The section was subsequently electrified as part of the NIMT electrification carried out between 1984 and 1988.

The deviation was opened in 1981, after which the rails were lifted on the former alignment.

The Mangaweka Viaduct had been built between November 1902 and November 1903, and was demolished in 1982. It was 946 ft long and 158 ft high; with eight major 80 ft spans and several of 34 ft.
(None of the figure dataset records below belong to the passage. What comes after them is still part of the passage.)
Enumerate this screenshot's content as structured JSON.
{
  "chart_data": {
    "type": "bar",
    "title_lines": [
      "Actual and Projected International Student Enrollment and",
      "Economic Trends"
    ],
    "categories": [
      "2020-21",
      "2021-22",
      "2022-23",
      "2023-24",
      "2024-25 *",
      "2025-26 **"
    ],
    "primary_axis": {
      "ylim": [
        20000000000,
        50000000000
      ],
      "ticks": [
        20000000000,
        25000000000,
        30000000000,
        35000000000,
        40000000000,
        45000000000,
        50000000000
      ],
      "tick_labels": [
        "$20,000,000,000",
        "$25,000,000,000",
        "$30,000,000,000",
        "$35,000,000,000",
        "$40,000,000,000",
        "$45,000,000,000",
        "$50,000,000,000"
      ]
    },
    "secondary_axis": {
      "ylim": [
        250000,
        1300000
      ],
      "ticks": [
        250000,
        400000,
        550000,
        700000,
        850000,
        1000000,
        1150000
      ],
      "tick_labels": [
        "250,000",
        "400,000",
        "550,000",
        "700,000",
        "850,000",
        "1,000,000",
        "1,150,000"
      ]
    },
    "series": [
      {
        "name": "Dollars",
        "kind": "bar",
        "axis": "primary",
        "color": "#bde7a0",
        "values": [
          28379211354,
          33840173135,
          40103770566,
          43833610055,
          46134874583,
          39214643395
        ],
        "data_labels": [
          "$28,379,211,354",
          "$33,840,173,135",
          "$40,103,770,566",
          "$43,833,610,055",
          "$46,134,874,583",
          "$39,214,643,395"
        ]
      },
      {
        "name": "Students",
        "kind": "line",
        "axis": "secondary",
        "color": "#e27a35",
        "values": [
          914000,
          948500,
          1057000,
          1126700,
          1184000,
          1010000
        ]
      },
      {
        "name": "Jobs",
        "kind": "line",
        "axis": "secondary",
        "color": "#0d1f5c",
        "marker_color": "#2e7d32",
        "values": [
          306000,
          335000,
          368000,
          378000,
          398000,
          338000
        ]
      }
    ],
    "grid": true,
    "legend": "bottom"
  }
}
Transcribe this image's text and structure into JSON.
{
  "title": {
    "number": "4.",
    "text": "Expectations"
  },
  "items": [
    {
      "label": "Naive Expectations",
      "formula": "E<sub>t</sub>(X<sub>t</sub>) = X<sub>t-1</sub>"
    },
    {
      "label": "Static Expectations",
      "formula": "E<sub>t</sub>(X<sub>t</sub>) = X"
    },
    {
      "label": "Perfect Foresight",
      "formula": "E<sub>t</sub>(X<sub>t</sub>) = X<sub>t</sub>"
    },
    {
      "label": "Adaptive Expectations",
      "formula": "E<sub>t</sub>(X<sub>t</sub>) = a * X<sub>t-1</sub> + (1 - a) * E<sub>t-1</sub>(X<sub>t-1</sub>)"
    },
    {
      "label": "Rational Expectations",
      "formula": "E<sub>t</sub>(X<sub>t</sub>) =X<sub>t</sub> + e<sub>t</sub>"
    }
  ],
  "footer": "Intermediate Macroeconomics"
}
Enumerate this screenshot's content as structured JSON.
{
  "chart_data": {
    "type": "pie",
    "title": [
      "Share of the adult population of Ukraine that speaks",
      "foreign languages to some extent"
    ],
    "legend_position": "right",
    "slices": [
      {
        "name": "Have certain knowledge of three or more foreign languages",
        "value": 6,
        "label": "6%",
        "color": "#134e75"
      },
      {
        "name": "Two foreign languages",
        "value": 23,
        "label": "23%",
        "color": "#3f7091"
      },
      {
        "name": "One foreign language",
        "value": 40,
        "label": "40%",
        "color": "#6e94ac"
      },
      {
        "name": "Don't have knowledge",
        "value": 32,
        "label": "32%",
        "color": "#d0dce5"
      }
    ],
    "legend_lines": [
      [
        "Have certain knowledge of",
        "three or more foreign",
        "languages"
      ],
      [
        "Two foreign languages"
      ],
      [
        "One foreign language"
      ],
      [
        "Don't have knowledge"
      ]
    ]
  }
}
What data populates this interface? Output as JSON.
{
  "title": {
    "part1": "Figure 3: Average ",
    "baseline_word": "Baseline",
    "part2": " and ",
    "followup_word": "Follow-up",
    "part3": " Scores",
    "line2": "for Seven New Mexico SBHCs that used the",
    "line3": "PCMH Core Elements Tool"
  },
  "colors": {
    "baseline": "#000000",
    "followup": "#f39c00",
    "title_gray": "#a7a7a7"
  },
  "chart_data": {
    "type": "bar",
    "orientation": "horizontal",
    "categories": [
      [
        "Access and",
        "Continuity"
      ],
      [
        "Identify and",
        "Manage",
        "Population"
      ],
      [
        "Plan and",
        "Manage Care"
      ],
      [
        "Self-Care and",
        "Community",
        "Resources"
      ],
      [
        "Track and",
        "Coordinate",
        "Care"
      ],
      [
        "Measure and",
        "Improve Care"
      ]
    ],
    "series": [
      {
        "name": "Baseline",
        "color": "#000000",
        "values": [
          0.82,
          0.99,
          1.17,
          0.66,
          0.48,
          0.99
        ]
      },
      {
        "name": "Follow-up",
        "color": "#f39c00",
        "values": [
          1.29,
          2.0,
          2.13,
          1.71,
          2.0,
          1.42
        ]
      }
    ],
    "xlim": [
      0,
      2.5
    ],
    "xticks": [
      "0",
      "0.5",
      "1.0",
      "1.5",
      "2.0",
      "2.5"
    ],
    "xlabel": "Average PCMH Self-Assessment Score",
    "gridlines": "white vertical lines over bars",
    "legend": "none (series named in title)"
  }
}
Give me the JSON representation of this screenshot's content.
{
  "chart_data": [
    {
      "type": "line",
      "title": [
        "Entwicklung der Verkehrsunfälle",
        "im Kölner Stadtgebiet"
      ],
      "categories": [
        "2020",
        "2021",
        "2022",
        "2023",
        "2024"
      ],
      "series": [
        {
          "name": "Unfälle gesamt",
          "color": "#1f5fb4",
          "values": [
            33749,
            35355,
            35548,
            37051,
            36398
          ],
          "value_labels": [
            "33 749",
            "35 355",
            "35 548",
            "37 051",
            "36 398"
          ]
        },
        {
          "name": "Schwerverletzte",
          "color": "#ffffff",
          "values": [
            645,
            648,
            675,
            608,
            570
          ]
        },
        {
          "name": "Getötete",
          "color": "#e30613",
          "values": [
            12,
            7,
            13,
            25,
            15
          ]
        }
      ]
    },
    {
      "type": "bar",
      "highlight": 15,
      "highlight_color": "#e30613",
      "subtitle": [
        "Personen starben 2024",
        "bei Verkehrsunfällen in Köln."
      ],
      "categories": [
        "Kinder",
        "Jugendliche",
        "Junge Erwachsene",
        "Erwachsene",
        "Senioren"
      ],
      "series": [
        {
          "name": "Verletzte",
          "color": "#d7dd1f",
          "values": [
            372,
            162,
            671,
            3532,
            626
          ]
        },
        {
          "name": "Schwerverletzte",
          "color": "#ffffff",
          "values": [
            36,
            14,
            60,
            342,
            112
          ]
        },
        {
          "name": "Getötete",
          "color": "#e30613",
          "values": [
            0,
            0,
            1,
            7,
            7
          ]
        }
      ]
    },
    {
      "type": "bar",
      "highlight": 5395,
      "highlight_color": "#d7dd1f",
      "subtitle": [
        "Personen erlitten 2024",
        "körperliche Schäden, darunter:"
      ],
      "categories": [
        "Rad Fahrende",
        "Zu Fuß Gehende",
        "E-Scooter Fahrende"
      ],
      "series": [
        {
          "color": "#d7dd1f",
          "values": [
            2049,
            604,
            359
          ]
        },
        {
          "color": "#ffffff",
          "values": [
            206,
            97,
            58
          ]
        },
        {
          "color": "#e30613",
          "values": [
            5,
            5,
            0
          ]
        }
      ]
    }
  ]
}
==The former alignment today==
Much of the former alignment still exists today. For most travellers the most visible remnant of the old line are the bases of the Mangaweka viaduct which sit on the hillsides on each side of SH1 just north of the railway overpass. The formation can still be followed either side of where the viaduct stood, though to the south it is slowly being reclaimed by bush and the tunnel at the top of the climb has been almost totally blocked by a slip at the northern portal. The southern portal can still be viewed from Te Kapua Road, across the road from the start of the Mangaweka Scenic Reserve track, however it is on private farmland. North of the former viaduct the formation also runs through farmland. The five tunnels on this side of the alignment remain largely intact, however one tunnel, 10F is filled with water as a reservoir, on Manui farm.

The former Mangaweka railway station closed in 1981, and the former Utiku railway station closed in 1986.